Visto que, apesar da independência política, continuam alimentando as metrópoles,
exportação de matéria prima a preços quase nulos, facilitação tributária de
importação, entre outros.
A partir deste tipo de questionamento a respeito da ideologia imperialista,
eurocêntrica, tornou-se necessário a estruturação de novas concepções do mundo.
Dessa forma, autores como Boaventura Santos emergiram, com autoria, para
sustentar novas epistemes, ou epistemes do sul. Assim, surgiu o conceito de sulear.
Sua premissa, é substituir o conceito ‘’usual’’ nortear (dar sentido, dar um norte), por
sulear (dar um sul).
O sentido de norte e sul não é só territorial, pois também tem a ver com o
contexto colonizador e colonizado. Os países do norte, apresentam-se como os
colonizadores, já os do Sul, são considerados colonizados. Isso demonstra que, até
em situações mínimas, essa dominação ideológica está presente. Mesmo nos
países do Sul, que deveriam se desvincular dessa situação, utilizam o termo
‘’nortear’’, sem nem ter noção do peso cultural/ histórico deste termo.
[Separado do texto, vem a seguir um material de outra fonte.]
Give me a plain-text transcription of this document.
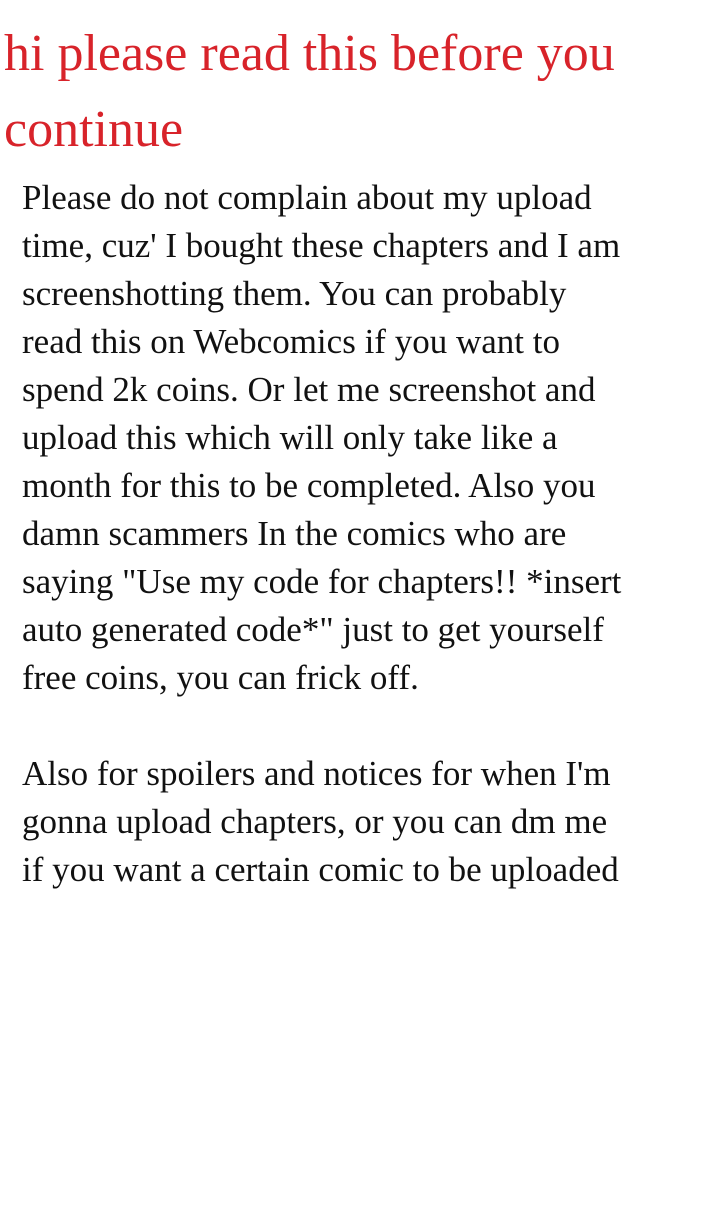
hi please read this before you
continue

Please do not complain about my upload
time, cuz' I bought these chapters and I am
screenshotting them. You can probably
read this on Webcomics if you want to
spend 2k coins. Or let me screenshot and
upload this which will only take like a
month for this to be completed. Also you
damn scammers In the comics who are
saying "Use my code for chapters!! *insert
auto generated code*" just to get yourself
free coins, you can frick off.

Also for spoilers and notices for when I'm
gonna upload chapters, or you can dm me
if you want a certain comic to be uploaded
Em qualquer âmbito (social, político, cultural), percebe-se os reflexos dessa
dominação imposta secularmente do Norte sobre o Sul (até mesmo do Ocidente
para o Oriente, apesar de não estar ligada às epistemologias do Sul, está ligada ao
imperialismo europeu). É necessário portanto, a contínua busca de desvinculação
destas normas/ padrões culturalmente enraizados.
Para sulear novas concepções de mundo, é fundamental a construção de
novas epistemes. E, para esse fim, é inevitável seguir por caminhos alternativos.
Somente em uma idealização radicalmente diferente, encontram-se possibilidades
de mudança significativa do sistema-mundo vigente. Portanto, sulear novas
concepções de mundo, é, na realidade, pensar em modificações estruturais que
rompam este sistema eurocentrista e autoritário historicamente estabelecido.
REFERÊNCIAS:
BORGES, Paulo Henrique; QUADROS, José Luiz; MIRANDA; Patrícia.
Decolonialidade a partir do Brasil, Vol. 1. Belo Horizonte, Ed. Dialética, 2020.